Her quest for a suitable topic was aided by the gift of a book from Professor William Bond comparing paintings done during the Anglo Zulu wars with modern photographs, produced by famed historian David Rattray. Bond suggested a study comparing the vegetation change in the intervening years, and Russell embarked on the project under the supervision of Professor David Ward, her battlefield experience and knowledge of the area providing access to a suitable supply of photographs from the war years.
After completing her master’s degree, Russell started doctoral studies on a topic suggested by Ward and supervised by Dr Michelle Tedder, tracking 60 years of woody encroachment in the Van Reenen’s Pass district where her brother-in-law farms. The farming community made sites at appropriate altitudes available to her.
She found that the level of encroachment decreased with increasing altitude, that the influence of grassland management regimes on woody species differed depending on altitude, and that climate, in particular temperature, was a likely driver of paperbark thorn (Vachellia sieberiana) distribution.
Tedder praised Russell for her success in securing funding for her research – she sourced donations of many of the required supplies from various places, and sponsorship for running costs from the N3 Toll Commission, despite the organisation previously only funding undergraduate projects. Russell also received a National Research Foundation Innovation Doctoral Scholarship for her PhD research.

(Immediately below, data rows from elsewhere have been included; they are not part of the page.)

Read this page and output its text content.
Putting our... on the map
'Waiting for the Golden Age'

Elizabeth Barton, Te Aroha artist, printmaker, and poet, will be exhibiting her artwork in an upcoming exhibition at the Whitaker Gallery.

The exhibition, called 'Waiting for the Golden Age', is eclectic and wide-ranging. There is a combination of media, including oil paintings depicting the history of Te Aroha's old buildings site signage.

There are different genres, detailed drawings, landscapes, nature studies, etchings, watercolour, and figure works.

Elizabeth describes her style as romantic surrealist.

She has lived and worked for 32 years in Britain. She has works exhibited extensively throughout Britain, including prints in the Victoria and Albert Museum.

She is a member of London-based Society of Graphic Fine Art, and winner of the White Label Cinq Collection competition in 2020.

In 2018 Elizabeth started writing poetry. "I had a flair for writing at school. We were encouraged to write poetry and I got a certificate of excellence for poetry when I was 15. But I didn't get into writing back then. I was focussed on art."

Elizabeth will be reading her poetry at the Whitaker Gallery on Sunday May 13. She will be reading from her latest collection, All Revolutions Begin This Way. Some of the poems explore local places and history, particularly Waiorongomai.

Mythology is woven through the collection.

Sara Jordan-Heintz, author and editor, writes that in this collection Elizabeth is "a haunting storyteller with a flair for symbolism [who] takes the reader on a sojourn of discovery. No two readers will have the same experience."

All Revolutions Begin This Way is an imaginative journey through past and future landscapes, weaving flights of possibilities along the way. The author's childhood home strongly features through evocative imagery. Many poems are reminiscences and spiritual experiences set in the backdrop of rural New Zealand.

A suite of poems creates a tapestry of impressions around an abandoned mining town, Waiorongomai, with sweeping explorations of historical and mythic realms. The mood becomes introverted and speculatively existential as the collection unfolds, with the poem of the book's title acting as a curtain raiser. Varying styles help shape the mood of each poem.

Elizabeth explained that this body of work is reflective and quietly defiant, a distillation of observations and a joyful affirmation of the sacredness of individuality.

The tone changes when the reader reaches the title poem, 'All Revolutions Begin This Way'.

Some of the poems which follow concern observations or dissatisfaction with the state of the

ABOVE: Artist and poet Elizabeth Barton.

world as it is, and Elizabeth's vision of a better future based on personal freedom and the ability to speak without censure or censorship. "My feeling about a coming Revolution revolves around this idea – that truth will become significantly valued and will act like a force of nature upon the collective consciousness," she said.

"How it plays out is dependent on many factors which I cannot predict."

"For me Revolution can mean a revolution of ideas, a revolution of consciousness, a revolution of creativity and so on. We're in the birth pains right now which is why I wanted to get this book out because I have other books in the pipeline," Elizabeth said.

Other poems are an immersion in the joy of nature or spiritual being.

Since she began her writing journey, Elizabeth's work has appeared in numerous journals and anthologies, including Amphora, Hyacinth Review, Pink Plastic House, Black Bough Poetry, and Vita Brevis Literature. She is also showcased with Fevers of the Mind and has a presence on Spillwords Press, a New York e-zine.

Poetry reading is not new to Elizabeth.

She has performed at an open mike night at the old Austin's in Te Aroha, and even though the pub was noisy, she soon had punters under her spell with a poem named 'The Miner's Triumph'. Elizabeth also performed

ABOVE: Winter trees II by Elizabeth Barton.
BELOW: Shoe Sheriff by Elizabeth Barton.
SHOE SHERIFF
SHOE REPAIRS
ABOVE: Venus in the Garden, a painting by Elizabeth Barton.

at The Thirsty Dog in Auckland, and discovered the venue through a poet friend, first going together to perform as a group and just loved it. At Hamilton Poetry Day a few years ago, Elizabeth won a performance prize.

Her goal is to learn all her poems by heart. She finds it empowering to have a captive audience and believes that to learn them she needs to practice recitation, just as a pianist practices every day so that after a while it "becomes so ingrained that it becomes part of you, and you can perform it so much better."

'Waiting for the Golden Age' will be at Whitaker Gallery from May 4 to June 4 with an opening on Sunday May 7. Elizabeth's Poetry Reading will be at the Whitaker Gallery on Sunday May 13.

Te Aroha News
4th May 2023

Her investigations not only earned her the GSSA medal, but the results were published in the African Journal of Range and Forage Science and the South African Journal of Botany. She graduated in April 2019.
Aiming to contribute to the scientific body of knowledge, Russell was happy to see her publications gain citations.
Russell, a self-deprecating person according to her husband Peter’s description, excelled despite insisting that she was not master’s material, and then not doctoral material, and was pleased and surprised to receive the GSSA award recognising her achievements.
Russell and her family moved to Mpumalanga this year, where she established contacts with organisations she hoped to work with before a decline in health halted her plans.
Russell thanked Ward and Tedder for their guidance, and Mr Stuart Demmer for assistance with results analysis. She also thanked the farmers who made land available, and the numerous individuals and organisations that provided material and financial support.